The maturation of artificial intelligence (AI) and machine learning (ML) technologies, combined with the rapid emergence of generative AI (GenAI) tools, has generated strong interest among transportation agencies eager to leverage this transformative technology to enhance operations, strengthen analytical capabilities, and support more informed decision-making. As these tools depend on high-quality input data to train large language models (LLMs) and utilize retrieval-augmented generation (RAG) techniques to deliver accurate responses to staff queries, it is critical that organizations prioritize the assessment and remediation of low-quality data as well as data that does not comply with defined business rules.

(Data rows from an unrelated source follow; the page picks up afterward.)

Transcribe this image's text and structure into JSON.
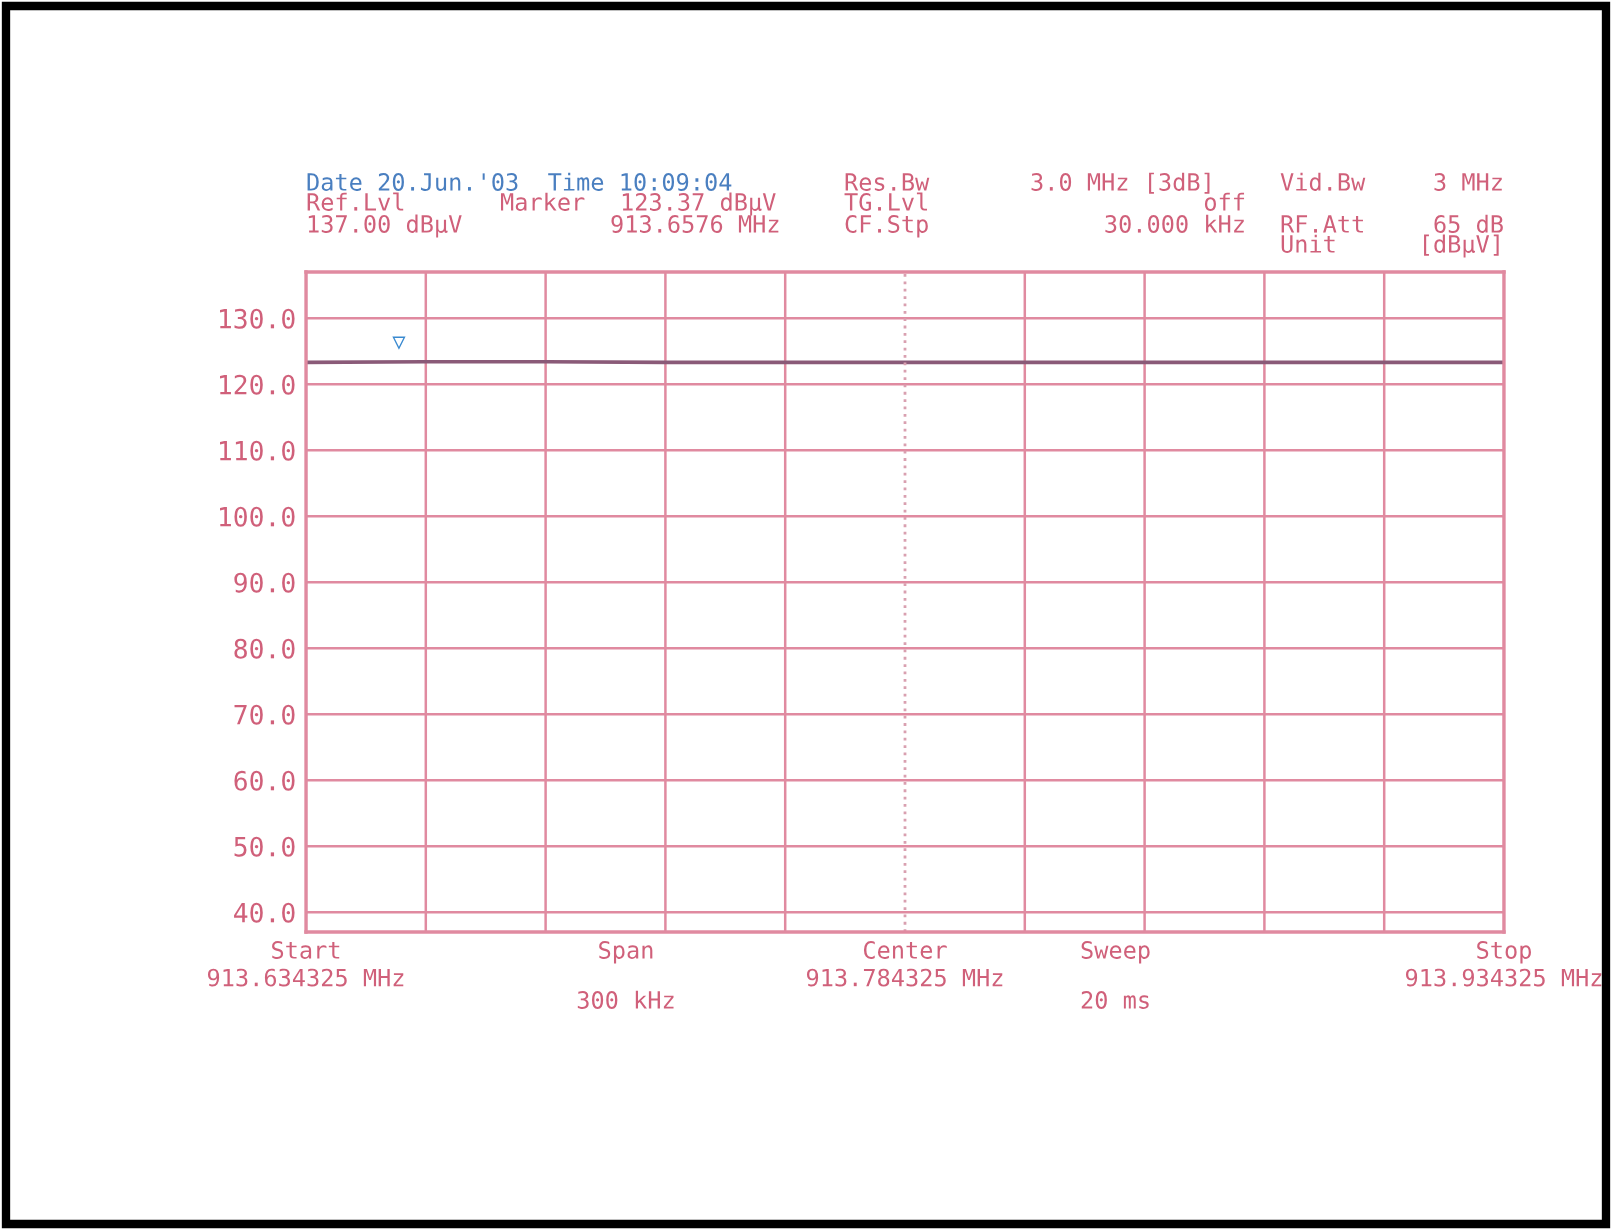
{
  "chart_data": {
    "type": "line",
    "x": [
      913.634325,
      913.664325,
      913.694325,
      913.724325,
      913.754325,
      913.784325,
      913.814325,
      913.844325,
      913.874325,
      913.904325,
      913.934325
    ],
    "series": [
      {
        "color": "#8a5a78",
        "values": [
          123.3,
          123.4,
          123.4,
          123.3,
          123.3,
          123.3,
          123.3,
          123.3,
          123.3,
          123.3,
          123.3
        ]
      }
    ],
    "xlim": [
      913.634325,
      913.934325
    ],
    "xticks": [
      {
        "value": 913.634325,
        "label": "913.634325 MHz"
      },
      {
        "value": 913.784325,
        "label": "913.784325 MHz"
      },
      {
        "value": 913.934325,
        "label": "913.934325 MHz"
      },
      {
        "value": 913.664325,
        "label": null
      },
      {
        "value": 913.694325,
        "label": null
      },
      {
        "value": 913.724325,
        "label": null
      },
      {
        "value": 913.754325,
        "label": null
      },
      {
        "value": 913.814325,
        "label": null
      },
      {
        "value": 913.844325,
        "label": null
      },
      {
        "value": 913.874325,
        "label": null
      },
      {
        "value": 913.904325,
        "label": null
      }
    ],
    "ylim": [
      37,
      137
    ],
    "yticks": [
      {
        "value": 40,
        "label": "40.0"
      },
      {
        "value": 50,
        "label": "50.0"
      },
      {
        "value": 60,
        "label": "60.0"
      },
      {
        "value": 70,
        "label": "70.0"
      },
      {
        "value": 80,
        "label": "80.0"
      },
      {
        "value": 90,
        "label": "90.0"
      },
      {
        "value": 100,
        "label": "100.0"
      },
      {
        "value": 110,
        "label": "110.0"
      },
      {
        "value": 120,
        "label": "120.0"
      },
      {
        "value": 130,
        "label": "130.0"
      }
    ],
    "grid": true,
    "marker": "none",
    "line_style": "solid",
    "ref_lines": [
      {
        "axis": "x",
        "value": 913.784325,
        "line_style": "dotted",
        "color": "#d9a0b0"
      }
    ],
    "annotations": [
      "Date 20.Jun.'03  Time 10:09:04",
      "Ref.Lvl",
      "137.00 dBµV",
      "Marker",
      "123.37 dBµV",
      "913.6576 MHz",
      "Res.Bw",
      "TG.Lvl",
      "CF.Stp",
      "3.0 MHz [3dB]",
      "off",
      "30.000 kHz",
      "Vid.Bw",
      "RF.Att",
      "Unit",
      "3 MHz",
      "65 dB",
      "[dBµV]",
      "Start",
      "Span",
      "300 kHz",
      "Center",
      "Sweep",
      "20 ms",
      "Stop",
      {
        "text": "▽",
        "x": 913.6576,
        "y": 123.37
      }
    ]
  }
}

This research will examine the feasibility of using AI to automate the creation of data business rules through the analysis of manuals, processes, policies, training materials, and related documents. AI tools would be trained to profile datasets, identify inconsistencies and quality issues, and generate data quality rules compatible with existing tools. The structure of these rules—including tool-specific, importable structured markup formats—would be derived from ingesting application documentation, pre-existing validation logic, and natural language prompts enhanced by sample data. When provided with data for quality review, the AI system would automatically correct errors based on business rules, supporting documentation, and inferred relationships across datasets, without requiring the manual development and execution of individual validation rules.
This research will document the feasibility of each capability tested, the success rates of different approaches, implementation requirements and complexity, what proved effective or ineffective, and the challenges encountered. It will also provide recommendations for future research.
Expected benefits include a clearer understanding of the current capabilities of AI to improve data quality and reduce the effort needed to maintain it. The research will also help define appropriate and inappropriate uses of AI in the context of data quality. Additionally, it will streamline the process of performing data quality assessments, resulting in improved data quality, and offer a shared understanding of current potential, performance limitations, and future research needs.